The speed with which the disaster tore lives and homes apart on January 10 was replicated by the speed at which police summarised the circumstances of the deaths for the coroner. After months of investigation by hundreds of police, the final desperate minutes of 14 people’s lives were summed up for the court before the morning tea break, in as little as three minutes each.

The court was told that none of the triple zero calls from the people in peril in the worst-hit town of Grantham could be responded to, except by helicopter. But 000 operators in some instances advised people to stay indoors to avoid being swept away.

Videos were played to the court showing houses subsiding into fast-flowing water, people on cars being carried away and stark cement slabs left behind after houses had been destroyed.

After one hour and 15 minutes, the litany of death was over and the stunned survivors of Grantham filed from the court wondering how so much grief and suffering had been summed up so neatly and quickly.

Among the courageous final deeds to emerge for the first time since the disaster were those of racing steward James Perry, 39. He was last photographed floating helplessly on top of his white four-wheel drive with his wife and eight-year-old son Edwin after their vehicle was swept from the Warrego Highway at Helidon and the car suddenly disappeared beneath the torrent. Video of the family filmed by a helicopter news crew was broadcast around the world, conveying the horror of the disaster.

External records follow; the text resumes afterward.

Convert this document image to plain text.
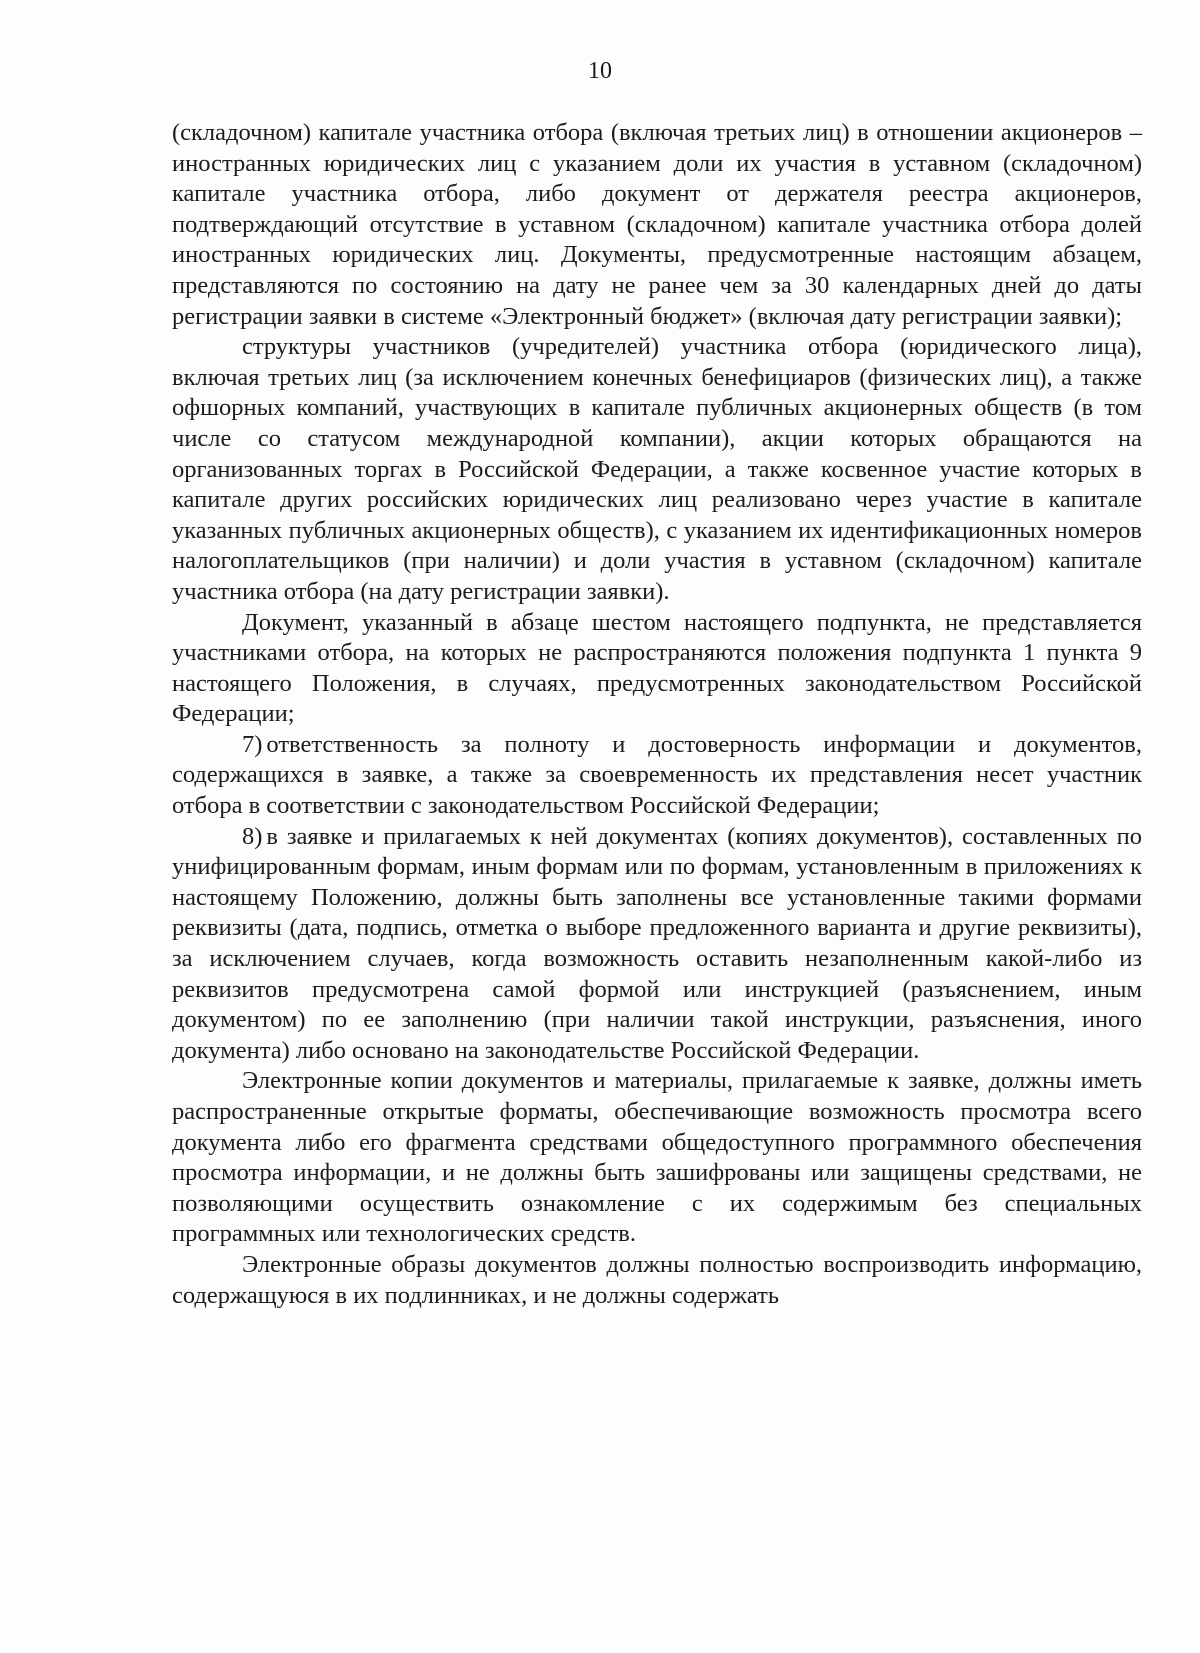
10

(складочном) капитале участника отбора (включая третьих лиц) в отношении акционеров – иностранных юридических лиц с указанием доли их участия в уставном (складочном) капитале участника отбора, либо документ от держателя реестра акционеров, подтверждающий отсутствие в уставном (складочном) капитале участника отбора долей иностранных юридических лиц. Документы, предусмотренные настоящим абзацем, представляются по состоянию на дату не ранее чем за 30 календарных дней до даты регистрации заявки в системе «Электронный бюджет» (включая дату регистрации заявки);

структуры участников (учредителей) участника отбора (юридического лица), включая третьих лиц (за исключением конечных бенефициаров (физических лиц), а также офшорных компаний, участвующих в капитале публичных акционерных обществ (в том числе со статусом международной компании), акции которых обращаются на организованных торгах в Российской Федерации, а также косвенное участие которых в капитале других российских юридических лиц реализовано через участие в капитале указанных публичных акционерных обществ), с указанием их идентификационных номеров налогоплательщиков (при наличии) и доли участия в уставном (складочном) капитале участника отбора (на дату регистрации заявки).

Документ, указанный в абзаце шестом настоящего подпункта, не представляется участниками отбора, на которых не распространяются положения подпункта 1 пункта 9 настоящего Положения, в случаях, предусмотренных законодательством Российской Федерации;

7) ответственность за полноту и достоверность информации и документов, содержащихся в заявке, а также за своевременность их представления несет участник отбора в соответствии с законодательством Российской Федерации;

8) в заявке и прилагаемых к ней документах (копиях документов), составленных по унифицированным формам, иным формам или по формам, установленным в приложениях к настоящему Положению, должны быть заполнены все установленные такими формами реквизиты (дата, подпись, отметка о выборе предложенного варианта и другие реквизиты), за исключением случаев, когда возможность оставить незаполненным какой-либо из реквизитов предусмотрена самой формой или инструкцией (разъяснением, иным документом) по ее заполнению (при наличии такой инструкции, разъяснения, иного документа) либо основано на законодательстве Российской Федерации.

Электронные копии документов и материалы, прилагаемые к заявке, должны иметь распространенные открытые форматы, обеспечивающие возможность просмотра всего документа либо его фрагмента средствами общедоступного программного обеспечения просмотра информации, и не должны быть зашифрованы или защищены средствами, не позволяющими осуществить ознакомление с их содержимым без специальных программных или технологических средств.

Электронные образы документов должны полностью воспроизводить информацию, содержащуюся в их подлинниках, и не должны содержать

James’s wife Jenny Thorncraft was rescued and told police of the family’s decision to get in the water and hang onto the vehicle as they headed for turbulent water hoping they would be able to hang on despite there being a live electricity wire dangling in the water.

The little boy’s last vision of his father was as the boy was lifted onto a blue cattle feeder floating in the water and survived.

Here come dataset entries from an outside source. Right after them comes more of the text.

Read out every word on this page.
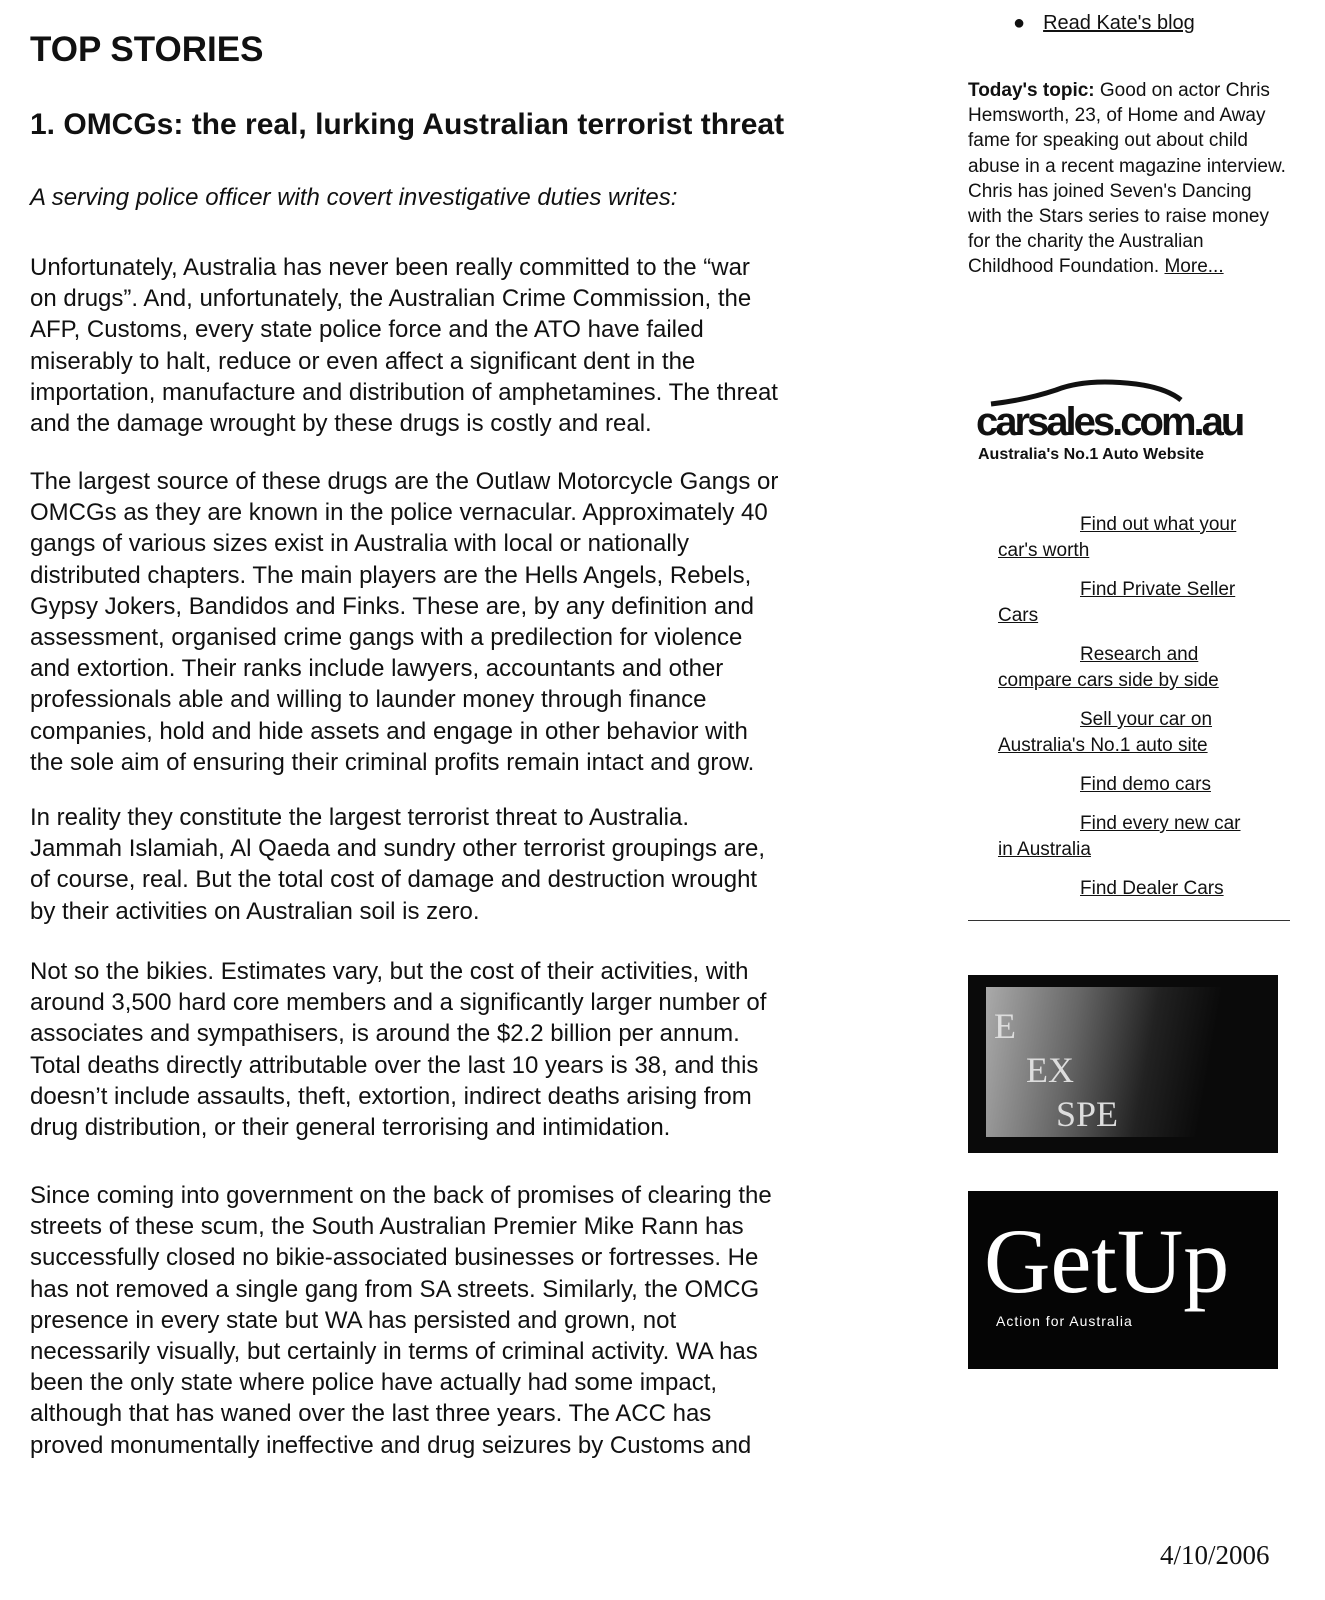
TOP STORIES
1. OMCGs: the real, lurking Australian terrorist threat
A serving police officer with covert investigative duties writes:
Unfortunately, Australia has never been really committed to the “war
on drugs”. And, unfortunately, the Australian Crime Commission, the
AFP, Customs, every state police force and the ATO have failed
miserably to halt, reduce or even affect a significant dent in the
importation, manufacture and distribution of amphetamines. The threat
and the damage wrought by these drugs is costly and real.
The largest source of these drugs are the Outlaw Motorcycle Gangs or
OMCGs as they are known in the police vernacular. Approximately 40
gangs of various sizes exist in Australia with local or nationally
distributed chapters. The main players are the Hells Angels, Rebels,
Gypsy Jokers, Bandidos and Finks. These are, by any definition and
assessment, organised crime gangs with a predilection for violence
and extortion. Their ranks include lawyers, accountants and other
professionals able and willing to launder money through finance
companies, hold and hide assets and engage in other behavior with
the sole aim of ensuring their criminal profits remain intact and grow.
In reality they constitute the largest terrorist threat to Australia.
Jammah Islamiah, Al Qaeda and sundry other terrorist groupings are,
of course, real. But the total cost of damage and destruction wrought
by their activities on Australian soil is zero.
Not so the bikies. Estimates vary, but the cost of their activities, with
around 3,500 hard core members and a significantly larger number of
associates and sympathisers, is around the $2.2 billion per annum.
Total deaths directly attributable over the last 10 years is 38, and this
doesn’t include assaults, theft, extortion, indirect deaths arising from
drug distribution, or their general terrorising and intimidation.
Since coming into government on the back of promises of clearing the
streets of these scum, the South Australian Premier Mike Rann has
successfully closed no bikie-associated businesses or fortresses. He
has not removed a single gang from SA streets. Similarly, the OMCG
presence in every state but WA has persisted and grown, not
necessarily visually, but certainly in terms of criminal activity. WA has
been the only state where police have actually had some impact,
although that has waned over the last three years. The ACC has
proved monumentally ineffective and drug seizures by Customs and
● Read Kate's blog
Today's topic: Good on actor Chris Hemsworth, 23, of Home and Away fame for speaking out about child abuse in a recent magazine interview. Chris has joined Seven's Dancing with the Stars series to raise money for the charity the Australian Childhood Foundation. More...
carsales.com.au
Australia's No.1 Auto Website
Find out what your
car's worth
Find Private Seller
Cars
Research and
compare cars side by side
Sell your car on
Australia's No.1 auto site
Find demo cars
Find every new car
in Australia
Find Dealer Cars
E
EX
SPE
GetUp
Action for Australia
4/10/2006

The father was not able to get himself onto the cattle feeder. His body remains missing.

Grantham couple Matthew and Stacy Keep lifted their three young children onto the kitchen bench of their house as the deadly torrent suddenly smashed through the doors at 3.30pm on January 10. All three were swept from the bench.

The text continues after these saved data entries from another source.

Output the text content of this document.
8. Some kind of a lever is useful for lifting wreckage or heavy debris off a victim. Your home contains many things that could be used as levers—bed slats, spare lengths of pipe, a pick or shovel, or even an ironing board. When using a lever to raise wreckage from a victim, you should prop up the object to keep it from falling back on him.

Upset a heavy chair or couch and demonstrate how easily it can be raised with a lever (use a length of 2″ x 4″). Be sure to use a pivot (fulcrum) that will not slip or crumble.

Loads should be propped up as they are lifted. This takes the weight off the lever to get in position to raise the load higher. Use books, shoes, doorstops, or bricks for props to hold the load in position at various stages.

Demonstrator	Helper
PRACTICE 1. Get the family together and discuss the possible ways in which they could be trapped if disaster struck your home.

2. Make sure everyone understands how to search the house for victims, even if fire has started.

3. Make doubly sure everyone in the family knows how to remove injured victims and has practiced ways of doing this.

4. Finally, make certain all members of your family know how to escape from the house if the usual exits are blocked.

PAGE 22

The couple tried desperately to reach the children and also to help their mothers, who were both at the house.

Stacy, who was six months pregnant, rushed to rescue her frail mother, floating her baby on a large piece of plasterboard and then taking the baby in her arms, being swept from the house and grabbing a downpipe until she could not hold on any longer.

Matthew’s mother Pauline Magner drowned and was found eight kilometres downstream at Gatton.

In an extraordinary act of courage, Matthew Keep returned to the flooded house and found his two children, Madison 5 and Jacob 4, alive.

No trace of Stacy’s mother Dawn Radke has been found. The body of Jessica, who would have turned two years old on January 23, was found at 1.37pm on her second birthday, 37 kilometres downstream of her home.

Next, the desperate attempts of volunteer firefighter Danny McGuire to save his wife and three children by getting them in a rural fire truck were retold. As the truck was being swept away, McGuire phoned the head of the 11 local fire brigades to alert them that Lockyer Creek had broken its banks. His wife phoned 000 for help but the call dropped out.

McGuire thrust one of his children into a tree and was swept from the truck cabin himself as the current swirled into the truck drowning his wife and two children.

The bodies were recovered from the truck and McGuire identified them all two days later.

Questions of who, when, where and how were all answered. But for many families, the why remains unanswered.

The empty, numb, silence of death descended.